BlackRock Abandons Bullish China Call After Stocks Slump 28%
- Firm sees risks from Covid lockdowns, Beijing-Russia ties
- Chinese stocks have sunk deeply since the beginning of October
BlackRock Inc. jettisoned its bullish stance on China as Covid lockdowns jeopardize the nation’s economic growth and trigger steep declines in local stock prices.
The firm had held a “modest overweight” view on Chinese assets as attractive valuations made up for the risks, BlackRock Investment Institute strategists including Jean Boivin and Wei Li wrote in a note Monday. But the firm is now recommending a neutral stance on Chinese stocks and bonds as the response to the pandemic takes a growing toll.
“The rapidly worsening outlook for China’s growth on widespread lockdowns to curtail a Covid spike has changed this,” they wrote. “Lockdowns are set to curtail economic activity. China’s policy makers have heralded easing to prevent a growth slowdown — but have yet to fully act.”
China’s draconian Covid restrictions have resulted in lockdowns in Shanghai and other cities that are exerting a major drag on the economy, the world’s second largest. Concern over the nation’s outlook sent the yuan plunging more than 1% against the U.S. dollar in China on Monday while a Bloomberg gauge of major stocks tumbled almost 3%.
The onshore yuan extended its decline for a fourth day Tuesday, down 0.1% to 6.7388 per dollar, the lowest level since November 2020. On Monday, China’s central bank in its quarterly monetary report repeated a pledge to be proactive in addressing mounting economic pressure and boosting market confidence.
Global investors have also pulled out of China’s capital markets since Russia’s invasion of Ukraine, worried that Beijing may become drawn into the economic sanctions battle that the U.S. and Europe is waging against Russian President Vladimir Putin’s administration.
China’s top leaders warned against questioning its zero-tolerance Covid policy last week, saying the epidemic-control strategy is “scientific and effective,” “determined by the party’s principles” and “can stand the test of history.”
In October, BlackRock’s strategists turned “modestly positive” on China and upgraded their ratings on the country’s stocks to “overweight,” saying a gradual dovish shift in monetary and fiscal policy to counter the economic slowdown would help lift the market. They had expected that the regulatory clampdown in China would become less intense.
Instead, the MSCI China Index has lost 28% since the beginning of October, compared with a decline of 11% in MSCI’s global benchmark. While Chinese policy makers have started easing monetary and fiscal policies, Beijing’s strict Covid policy and its stance on Russia-Ukraine war shook money managers’ confidence.

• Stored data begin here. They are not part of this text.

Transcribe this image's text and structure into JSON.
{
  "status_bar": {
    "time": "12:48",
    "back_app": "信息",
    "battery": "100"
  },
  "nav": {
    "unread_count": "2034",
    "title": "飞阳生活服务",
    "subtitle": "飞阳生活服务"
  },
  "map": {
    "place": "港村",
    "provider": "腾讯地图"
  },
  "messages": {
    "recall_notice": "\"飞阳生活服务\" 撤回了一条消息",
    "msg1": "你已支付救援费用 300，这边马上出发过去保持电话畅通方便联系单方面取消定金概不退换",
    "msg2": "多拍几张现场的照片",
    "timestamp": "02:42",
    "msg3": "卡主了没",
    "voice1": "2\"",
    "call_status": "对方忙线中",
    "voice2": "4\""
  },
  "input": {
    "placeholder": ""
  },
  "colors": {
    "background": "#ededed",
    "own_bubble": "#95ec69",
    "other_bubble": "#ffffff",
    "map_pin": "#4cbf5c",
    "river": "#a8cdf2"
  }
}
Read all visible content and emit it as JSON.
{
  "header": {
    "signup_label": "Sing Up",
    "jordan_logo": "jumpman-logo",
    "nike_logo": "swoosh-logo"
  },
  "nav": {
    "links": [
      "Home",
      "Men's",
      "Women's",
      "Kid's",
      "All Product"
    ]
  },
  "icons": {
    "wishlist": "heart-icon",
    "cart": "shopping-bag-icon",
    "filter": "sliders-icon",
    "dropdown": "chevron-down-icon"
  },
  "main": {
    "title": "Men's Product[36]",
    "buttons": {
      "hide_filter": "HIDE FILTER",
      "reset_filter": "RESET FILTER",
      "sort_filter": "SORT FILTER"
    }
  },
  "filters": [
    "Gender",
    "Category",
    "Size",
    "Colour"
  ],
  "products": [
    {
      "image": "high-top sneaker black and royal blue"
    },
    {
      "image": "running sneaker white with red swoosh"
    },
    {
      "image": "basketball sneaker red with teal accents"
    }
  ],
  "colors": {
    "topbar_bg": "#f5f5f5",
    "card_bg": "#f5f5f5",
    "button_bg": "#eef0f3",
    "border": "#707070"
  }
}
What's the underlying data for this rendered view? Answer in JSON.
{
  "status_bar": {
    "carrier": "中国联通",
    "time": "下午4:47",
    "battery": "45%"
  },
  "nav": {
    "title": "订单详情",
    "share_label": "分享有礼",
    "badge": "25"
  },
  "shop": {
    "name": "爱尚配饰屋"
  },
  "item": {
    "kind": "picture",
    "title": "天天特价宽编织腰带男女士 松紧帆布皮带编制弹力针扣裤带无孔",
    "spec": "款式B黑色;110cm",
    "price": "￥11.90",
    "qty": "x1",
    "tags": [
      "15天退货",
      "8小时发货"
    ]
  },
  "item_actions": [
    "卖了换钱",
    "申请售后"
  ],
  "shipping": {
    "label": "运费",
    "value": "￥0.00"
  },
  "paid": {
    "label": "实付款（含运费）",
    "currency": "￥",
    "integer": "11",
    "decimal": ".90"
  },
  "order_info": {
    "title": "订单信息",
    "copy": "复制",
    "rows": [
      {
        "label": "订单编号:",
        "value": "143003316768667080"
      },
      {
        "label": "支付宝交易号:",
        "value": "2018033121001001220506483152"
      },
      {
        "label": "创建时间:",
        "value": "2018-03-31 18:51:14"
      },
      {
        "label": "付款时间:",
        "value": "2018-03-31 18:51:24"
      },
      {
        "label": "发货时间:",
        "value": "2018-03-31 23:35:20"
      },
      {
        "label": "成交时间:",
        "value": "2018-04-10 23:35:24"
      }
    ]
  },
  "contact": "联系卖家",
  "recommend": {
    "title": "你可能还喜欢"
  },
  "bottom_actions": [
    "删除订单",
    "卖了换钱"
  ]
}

“We see a growing geopolitical concern over Beijing’s ties to Russia,” they wrote. “This means foreign investors could face more pressure to avoid Chinese assets for regulatory or other reasons.”
A gauge of the nation’s government bonds, meanwhile, has lost 3.6% in dollar terms so far this year. Yields on U.S. Treasuries have surpassed their Chinese counterparts as the Federal Reserves tightens monetary policy to reign in inflation. That’s “eroding their previous appeal as a source of potential coupon income,” according to the note.